No, my basic assumption is that the bulk of the increase is due to a temperature dependent pumping action into the atmosphere, most likely from upwelling of carbon rich waters from the depths. Human inputs are not temperature dependent, hence do not fit the bill.
milodonharlani says:
August 19, 2013 at 4:57 pm
“Since temperature, as questionably measured by NASA, NOAA, HadCRU, et al, has flat-lined since c. 1996 & is probably in reality trending down, science should be able to observe in coming years the effect on CO2 of global cooling.”
And, that is precisely what we are seeing. As temperatures fall off, so is the rate of change of CO2 in lockstep.
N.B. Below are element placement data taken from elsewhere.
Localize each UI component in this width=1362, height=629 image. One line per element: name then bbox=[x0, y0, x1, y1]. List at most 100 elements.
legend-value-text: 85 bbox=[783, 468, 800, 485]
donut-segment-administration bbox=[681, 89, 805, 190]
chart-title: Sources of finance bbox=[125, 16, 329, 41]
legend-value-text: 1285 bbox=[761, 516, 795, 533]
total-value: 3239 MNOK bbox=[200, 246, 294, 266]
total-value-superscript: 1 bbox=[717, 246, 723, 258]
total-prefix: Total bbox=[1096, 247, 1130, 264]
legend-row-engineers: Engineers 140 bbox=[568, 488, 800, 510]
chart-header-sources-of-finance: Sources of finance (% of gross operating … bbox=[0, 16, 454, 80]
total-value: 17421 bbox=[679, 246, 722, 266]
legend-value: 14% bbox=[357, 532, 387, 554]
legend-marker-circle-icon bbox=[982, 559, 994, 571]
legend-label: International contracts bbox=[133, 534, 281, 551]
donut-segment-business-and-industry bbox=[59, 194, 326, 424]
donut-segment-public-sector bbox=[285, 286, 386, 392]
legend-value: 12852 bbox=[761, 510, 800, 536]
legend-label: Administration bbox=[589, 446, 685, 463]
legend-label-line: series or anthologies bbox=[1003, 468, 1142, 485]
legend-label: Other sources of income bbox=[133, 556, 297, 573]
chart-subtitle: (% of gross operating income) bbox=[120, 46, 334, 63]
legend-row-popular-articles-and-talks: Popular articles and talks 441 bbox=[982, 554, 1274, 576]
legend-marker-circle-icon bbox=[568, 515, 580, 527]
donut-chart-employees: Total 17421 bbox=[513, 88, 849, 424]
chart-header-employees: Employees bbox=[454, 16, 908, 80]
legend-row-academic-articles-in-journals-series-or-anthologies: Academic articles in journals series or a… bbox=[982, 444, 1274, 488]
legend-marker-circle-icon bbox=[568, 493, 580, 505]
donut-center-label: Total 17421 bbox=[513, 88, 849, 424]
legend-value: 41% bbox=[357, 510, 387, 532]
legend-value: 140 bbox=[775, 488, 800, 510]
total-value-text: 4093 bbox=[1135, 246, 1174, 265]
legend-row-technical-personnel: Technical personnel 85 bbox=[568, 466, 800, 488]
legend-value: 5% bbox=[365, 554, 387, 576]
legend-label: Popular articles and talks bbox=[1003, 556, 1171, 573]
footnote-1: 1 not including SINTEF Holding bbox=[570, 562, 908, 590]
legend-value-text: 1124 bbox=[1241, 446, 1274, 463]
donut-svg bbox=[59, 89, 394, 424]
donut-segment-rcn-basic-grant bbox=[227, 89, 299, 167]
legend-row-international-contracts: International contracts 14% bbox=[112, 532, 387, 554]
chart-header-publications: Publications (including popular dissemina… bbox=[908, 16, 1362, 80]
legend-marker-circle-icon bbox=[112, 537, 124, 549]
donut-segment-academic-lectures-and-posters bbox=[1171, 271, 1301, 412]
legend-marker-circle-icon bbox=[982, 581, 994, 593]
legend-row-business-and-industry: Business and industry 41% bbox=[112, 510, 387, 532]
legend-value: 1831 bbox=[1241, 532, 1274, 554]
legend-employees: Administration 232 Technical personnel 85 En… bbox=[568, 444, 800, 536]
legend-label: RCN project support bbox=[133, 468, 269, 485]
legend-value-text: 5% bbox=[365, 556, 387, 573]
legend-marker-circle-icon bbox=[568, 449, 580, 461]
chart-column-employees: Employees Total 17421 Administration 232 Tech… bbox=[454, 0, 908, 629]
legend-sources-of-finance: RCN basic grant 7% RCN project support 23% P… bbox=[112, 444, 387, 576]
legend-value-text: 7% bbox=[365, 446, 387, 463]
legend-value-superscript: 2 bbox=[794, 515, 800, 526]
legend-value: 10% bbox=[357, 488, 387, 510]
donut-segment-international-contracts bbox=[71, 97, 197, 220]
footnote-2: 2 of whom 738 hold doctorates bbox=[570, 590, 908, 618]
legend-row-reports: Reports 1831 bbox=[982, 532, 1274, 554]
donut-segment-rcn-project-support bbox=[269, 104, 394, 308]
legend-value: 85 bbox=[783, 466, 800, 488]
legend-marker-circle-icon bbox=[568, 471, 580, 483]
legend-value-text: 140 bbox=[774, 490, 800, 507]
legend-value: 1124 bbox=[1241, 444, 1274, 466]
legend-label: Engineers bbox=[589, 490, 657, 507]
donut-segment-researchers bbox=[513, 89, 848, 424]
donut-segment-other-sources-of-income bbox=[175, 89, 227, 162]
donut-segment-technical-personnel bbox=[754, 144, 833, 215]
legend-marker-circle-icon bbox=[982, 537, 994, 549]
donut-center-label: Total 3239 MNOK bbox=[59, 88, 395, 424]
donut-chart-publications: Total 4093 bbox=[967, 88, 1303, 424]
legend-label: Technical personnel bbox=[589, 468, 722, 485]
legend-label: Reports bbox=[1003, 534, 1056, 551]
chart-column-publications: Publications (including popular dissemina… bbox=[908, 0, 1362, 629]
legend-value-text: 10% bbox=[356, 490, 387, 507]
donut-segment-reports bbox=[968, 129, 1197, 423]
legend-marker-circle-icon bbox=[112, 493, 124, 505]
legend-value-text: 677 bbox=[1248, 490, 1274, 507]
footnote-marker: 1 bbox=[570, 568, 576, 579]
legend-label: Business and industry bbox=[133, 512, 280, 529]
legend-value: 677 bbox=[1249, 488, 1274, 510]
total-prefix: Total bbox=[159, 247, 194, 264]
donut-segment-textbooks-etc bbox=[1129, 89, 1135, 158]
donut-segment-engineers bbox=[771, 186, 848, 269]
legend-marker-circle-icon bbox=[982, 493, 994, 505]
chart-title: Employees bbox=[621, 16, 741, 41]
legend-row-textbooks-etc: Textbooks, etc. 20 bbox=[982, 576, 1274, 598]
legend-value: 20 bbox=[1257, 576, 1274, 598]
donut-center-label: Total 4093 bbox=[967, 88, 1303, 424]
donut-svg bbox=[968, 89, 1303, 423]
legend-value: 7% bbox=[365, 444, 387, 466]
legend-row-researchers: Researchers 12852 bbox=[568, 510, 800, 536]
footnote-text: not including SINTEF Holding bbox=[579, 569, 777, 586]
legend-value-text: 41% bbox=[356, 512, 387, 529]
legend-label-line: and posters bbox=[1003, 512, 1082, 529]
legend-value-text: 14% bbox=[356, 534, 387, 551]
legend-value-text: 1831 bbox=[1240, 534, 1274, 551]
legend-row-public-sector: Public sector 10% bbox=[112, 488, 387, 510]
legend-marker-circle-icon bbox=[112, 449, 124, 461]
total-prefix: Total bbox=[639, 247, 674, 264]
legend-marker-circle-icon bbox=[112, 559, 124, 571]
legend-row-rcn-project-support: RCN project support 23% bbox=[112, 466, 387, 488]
The rate of emissions continues to increase, and the two series are diverging from their superficial affine similarity which prevailed from about 1958 to 1990. It was just a chance meeting, and now they are going their separate ways.
“Only the satellite data should count, unfortunately, however, due to the corruption of land station instrumental records.”
For your viewing pleasure: the very best agreement is, in fact, with the satellite data.
“No, my basic assumption is that the bulk of the increase is due to a temperature dependent pumping action into the atmosphere, most likely from upwelling of carbon rich waters from the depths.”
If my previous comment has not yet appeared, that quote from it may cause confusion. The post will, I am sure, appear soon. It probably got trapped by the comment filter for multiple links.
Actually, it is not my assumption that “the bulk of the increase is due to a temperature dependent pumping action into the atmosphere.” My assumption is that the excellent fit between temperature anomaly and the rate of change of CO2, in both the short term and the long term and, indeed, across the entire frequency spectrum, is not coincidental. Given the incredible coincidence that would represent, I judge the assumption to be on solid ground. The reason for the increase follows from that fundamental assumption.
(PLANT) FOOD FOR THOUGHT
CO2 is such a scarce and excellent plant food that it is gobbled up very close to the source during the growing season..
In urban environments like Salt Lake City where CO2 is emitted, it is gobbled up so quickly by plants that there is NO DISCERNIBLE HUMAN SIGNATURE IN THE DAILY CO2 RECORD.